Jarig CIDI „heeft helaas bestaansrecht”
DEN HAAG (ANP). Het Centrum Informatie en Documentatie Israël (CIDI) is al vier decennia in Nederland de stem die de Joodse belangen verdedigt. Maandag viert het CIDI in Den Haag zijn verjaardag en neemt het tegelijk afscheid van Ronnie Naftaniel, de man die 37 jaar bij het centrum werkte en het 33 jaar als directeur een gezicht gaf.
Ten tijde van de Jom-Kippoeroorlog in 1973 nam de druk vanuit de Arabische wereld op Nederland om zijn positieve houding ten opzichte van Israël te wijzigen snel in kracht toe. Om tegenwicht aan die sterke stroming te bieden, werd in november het CIDI opgericht. „Als het CIDI gisteren had kúnnen worden opgedoekt, dan zou dat een goede zaak zijn geweest, maar helaas, de situatie in het Midden-Oosten en de positie van Joden en Israël in de wereld rechtvaardigt opheffing totaal niet. Integendeel”, aldus Esther Voet, die Naftaniel als directeur van het centrum opvolgde.
Voet vindt het bestaan van het centrum harder nodig dan ooit. „De tegenstellingen in het Midden-Oosten zijn onverminderd groot. Ik maak me geen illusie, een harmonische samenleving in de regio is nog niet mogelijk. De onrust in de Arabische wereld is wat dat aangaat niet bepaald een bemoedigende factor.” Maar ook dichterbij schuilt het gevaar pal onder de oppervlakte. „Het antisemitisme hier in het oude Europa is er nog. Het is latent aanwezig, overal en altijd. Het blijft iets wat snel kan exploderen”, aldus Voet.
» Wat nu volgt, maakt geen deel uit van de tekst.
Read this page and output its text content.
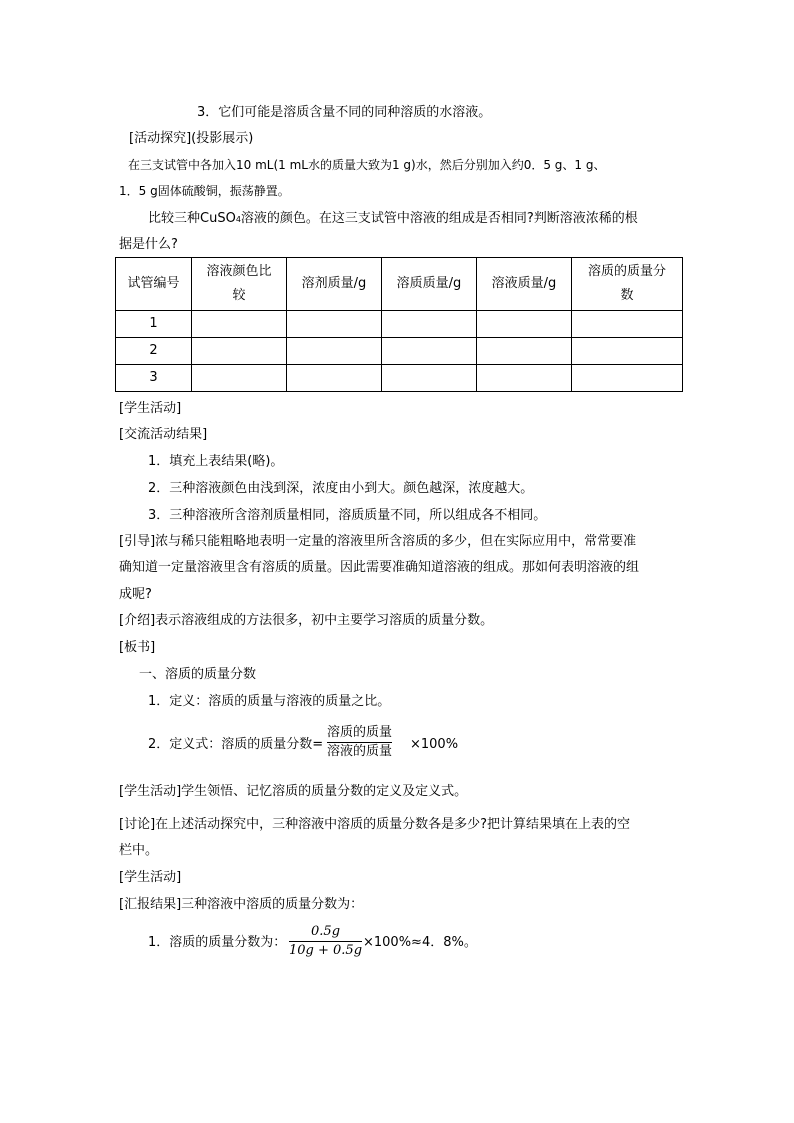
3．它们可能是溶质含量不同的同种溶质的水溶液。
[活动探究](投影展示)
在三支试管中各加入10 mL(1 mL水的质量大致为1 g)水，然后分别加入约0．5 g、1 g、
1．5 g固体硫酸铜，振荡静置。
比较三种CuSO4溶液的颜色。在这三支试管中溶液的组成是否相同?判断溶液浓稀的根
据是什么?
试管编号	溶液颜色比较	溶剂质量/g	溶质质量/g	溶液质量/g	溶质的质量分数
1					
2					
3					
[学生活动]
[交流活动结果]
1．填充上表结果(略)。
2．三种溶液颜色由浅到深，浓度由小到大。颜色越深，浓度越大。
3．三种溶液所含溶剂质量相同，溶质质量不同，所以组成各不相同。
[引导]浓与稀只能粗略地表明一定量的溶液里所含溶质的多少，但在实际应用中，常常要准
确知道一定量溶液里含有溶质的质量。因此需要准确知道溶液的组成。那如何表明溶液的组
成呢?
[介绍]表示溶液组成的方法很多，初中主要学习溶质的质量分数。
[板书]
一、溶质的质量分数
1．定义：溶质的质量与溶液的质量之比。
2．定义式：溶质的质量分数=
溶质的质量
溶液的质量 ×100%
[学生活动]学生领悟、记忆溶质的质量分数的定义及定义式。
[讨论]在上述活动探究中，三种溶液中溶质的质量分数各是多少?把计算结果填在上表的空
栏中。
[学生活动]
[汇报结果]三种溶液中溶质的质量分数为：
1．溶质的质量分数为：
0.5g
10g + 0.5g
×100%≈4．8%。
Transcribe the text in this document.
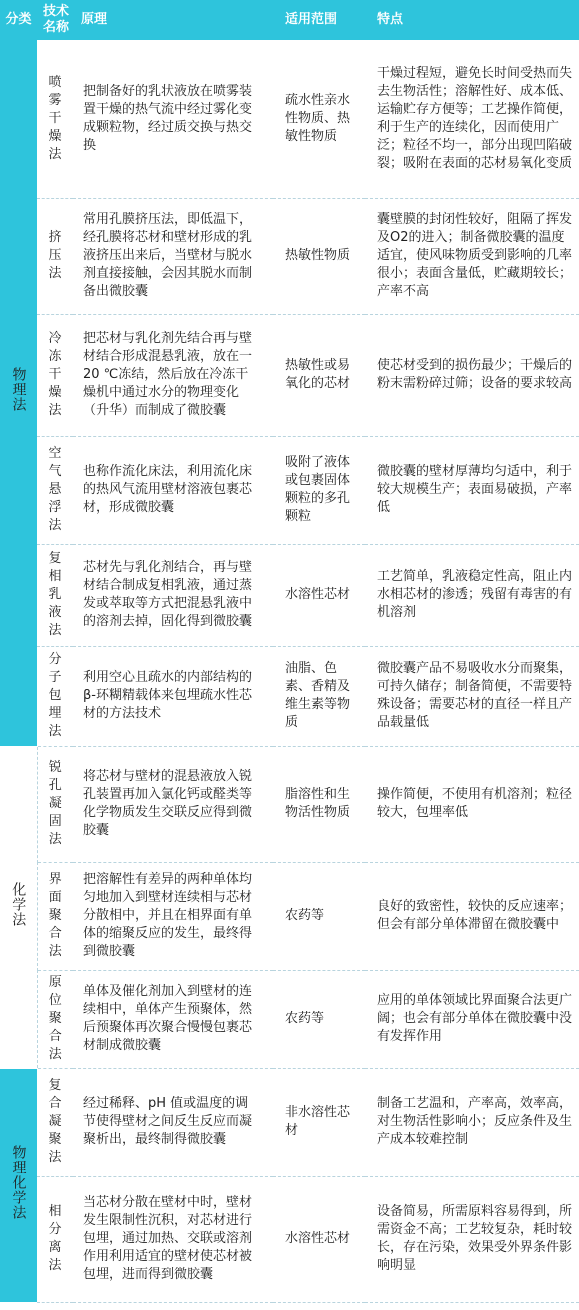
分类	技术名称	原理	适用范围	特点
物理法	喷雾干燥法	把制备好的乳状液放在喷雾装置干燥的热气流中经过雾化变成颗粒物，经过质交换与热交换	疏水性亲水性物质、热敏性物质	干燥过程短，避免长时间受热而失去生物活性；溶解性好、成本低、运输贮存方便等；工艺操作简便，利于生产的连续化，因而使用广泛；粒径不均一，部分出现凹陷破裂；吸附在表面的芯材易氧化变质
	挤压法	常用孔膜挤压法，即低温下，经孔膜将芯材和壁材形成的乳液挤压出来后，当壁材与脱水剂直接接触，会因其脱水而制备出微胶囊	热敏性物质	囊壁膜的封闭性较好，阻隔了挥发及O2的进入；制备微胶囊的温度适宜，使风味物质受到影响的几率很小；表面含量低，贮藏期较长；产率不高
	冷冻干燥法	把芯材与乳化剂先结合再与壁材结合形成混悬乳液，放在一20 ℃冻结，然后放在冷冻干燥机中通过水分的物理变化（升华）而制成了微胶囊	热敏性或易氧化的芯材	使芯材受到的损伤最少；干燥后的粉末需粉碎过筛；设备的要求较高
	空气悬浮法	也称作流化床法，利用流化床的热风气流用壁材溶液包裹芯材，形成微胶囊	吸附了液体或包裹固体颗粒的多孔颗粒	微胶囊的壁材厚薄均匀适中，利于较大规模生产；表面易破损，产率低
	复相乳液法	芯材先与乳化剂结合，再与壁材结合制成复相乳液，通过蒸发或萃取等方式把混悬乳液中的溶剂去掉，固化得到微胶囊	水溶性芯材	工艺简单，乳液稳定性高，阻止内水相芯材的渗透；残留有毒害的有机溶剂
	分子包埋法	利用空心且疏水的内部结构的β-环糊精载体来包埋疏水性芯材的方法技术	油脂、色素、香精及维生素等物质	微胶囊产品不易吸收水分而聚集，可持久储存；制备简便，不需要特殊设备；需要芯材的直径一样且产品载量低
化学法	锐孔凝固法	将芯材与壁材的混悬液放入锐孔装置再加入氯化钙或醛类等化学物质发生交联反应得到微胶囊	脂溶性和生物活性物质	操作简便，不使用有机溶剂；粒径较大，包埋率低
	界面聚合法	把溶解性有差异的两种单体均匀地加入到壁材连续相与芯材分散相中，并且在相界面有单体的缩聚反应的发生，最终得到微胶囊	农药等	良好的致密性，较快的反应速率；但会有部分单体滞留在微胶囊中
	原位聚合法	单体及催化剂加入到壁材的连续相中，单体产生预聚体，然后预聚体再次聚合慢慢包裹芯材制成微胶囊	农药等	应用的单体领域比界面聚合法更广阔；也会有部分单体在微胶囊中没有发挥作用
物理化学法	复合凝聚法	经过稀释、pH 值或温度的调节使得壁材之间反生反应而凝聚析出，最终制得微胶囊	非水溶性芯材	制备工艺温和，产率高，效率高，对生物活性影响小；反应条件及生产成本较难控制
	相分离法	当芯材分散在壁材中时，壁材发生限制性沉积，对芯材进行包埋，通过加热、交联或溶剂作用利用适宜的壁材使芯材被包埋，进而得到微胶囊	水溶性芯材	设备简易，所需原料容易得到，所需资金不高；工艺较复杂，耗时较长，存在污染，效果受外界条件影响明显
Ze verwijst naar politiek opportunistische partijen als Jobbik in Hongarije en Gouden Dageraad in Griekenland, die hun racistische opvattingen openlijk belijden.
In eigen huis, in Nederland, hield het CIDI onlangs een enquête waarvan niet alle uitkomsten tevreden stemmen. Zo blijkt dat 6 procent van de Nederlanders negatief ten opzichte van de Joden staat. Gelukkig rolde ook positief nieuws voor het centrum uit de bus: 68 procent is van mening dat de Arabische landen Israël moeten erkennen als staat voor het Joodse volk.
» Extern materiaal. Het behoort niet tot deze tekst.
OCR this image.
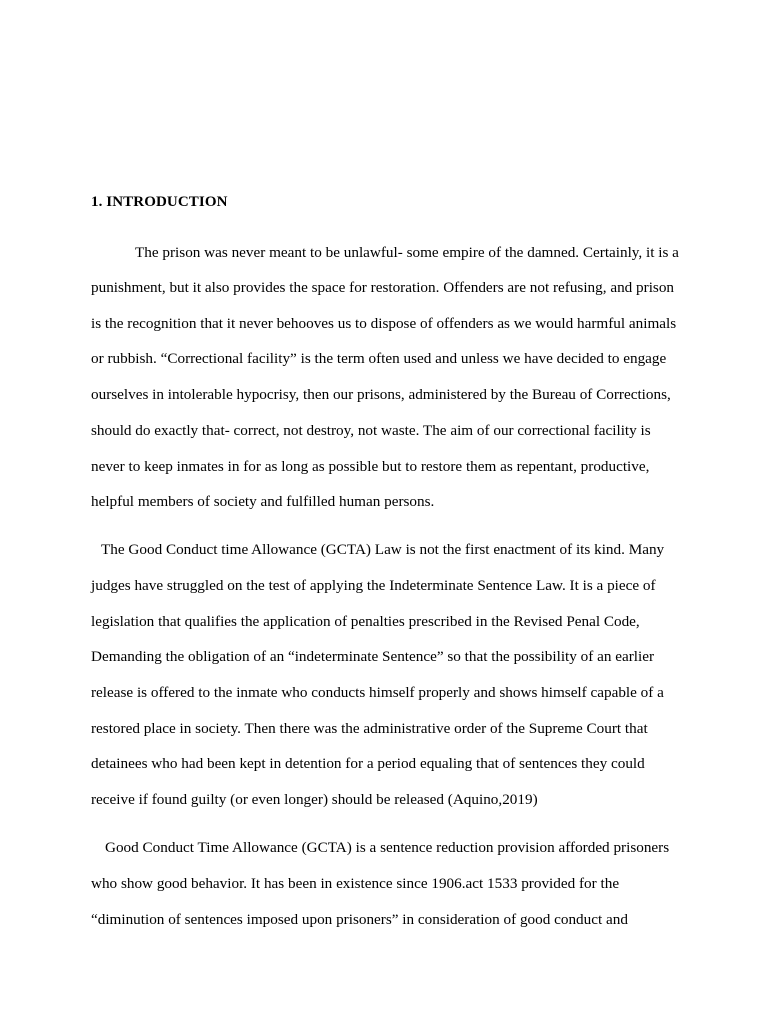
1. INTRODUCTION
The prison was never meant to be unlawful- some empire of the damned. Certainly, it is a
punishment, but it also provides the space for restoration. Offenders are not refusing, and prison
is the recognition that it never behooves us to dispose of offenders as we would harmful animals
or rubbish. “Correctional facility” is the term often used and unless we have decided to engage
ourselves in intolerable hypocrisy, then our prisons, administered by the Bureau of Corrections,
should do exactly that- correct, not destroy, not waste. The aim of our correctional facility is
never to keep inmates in for as long as possible but to restore them as repentant, productive,
helpful members of society and fulfilled human persons.
The Good Conduct time Allowance (GCTA) Law is not the first enactment of its kind. Many
judges have struggled on the test of applying the Indeterminate Sentence Law. It is a piece of
legislation that qualifies the application of penalties prescribed in the Revised Penal Code,
Demanding the obligation of an “indeterminate Sentence” so that the possibility of an earlier
release is offered to the inmate who conducts himself properly and shows himself capable of a
restored place in society. Then there was the administrative order of the Supreme Court that
detainees who had been kept in detention for a period equaling that of sentences they could
receive if found guilty (or even longer) should be released (Aquino,2019)
Good Conduct Time Allowance (GCTA) is a sentence reduction provision afforded prisoners
who show good behavior. It has been in existence since 1906.act 1533 provided for the
“diminution of sentences imposed upon prisoners” in consideration of good conduct and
Het CIDI behaalde enkele aansprekende publieke successen in zijn 40-jarig bestaan. Met name het zwartboek dat Naftaniel schreef toen de Arabische landen in de jaren 70 en 80 een niet-Joodverklaring eisten van medewerkers van Nederlandse bedrijven, had flinke impact. Terwijl de ondernemingen de verklaringen afgaven, kreeg het CIDI voor elkaar dat de overheid zo’n verklaring wegens discriminatie strafbaar stelde. Ook het bewerkstelligen van uitkeringen voor Joodse families van wie tijdens de oorlog bezittingen waren geconfisqueerd, wordt gezien als een prestatie van formaat.
De Nederlandse overheid beschouwt het CIDI als een belangrijke gesprekspartner: Tijdens het verjaardagsfeestje beklimmen sprekers als minister-president Rutte en voormalig premier Balkenende het podium.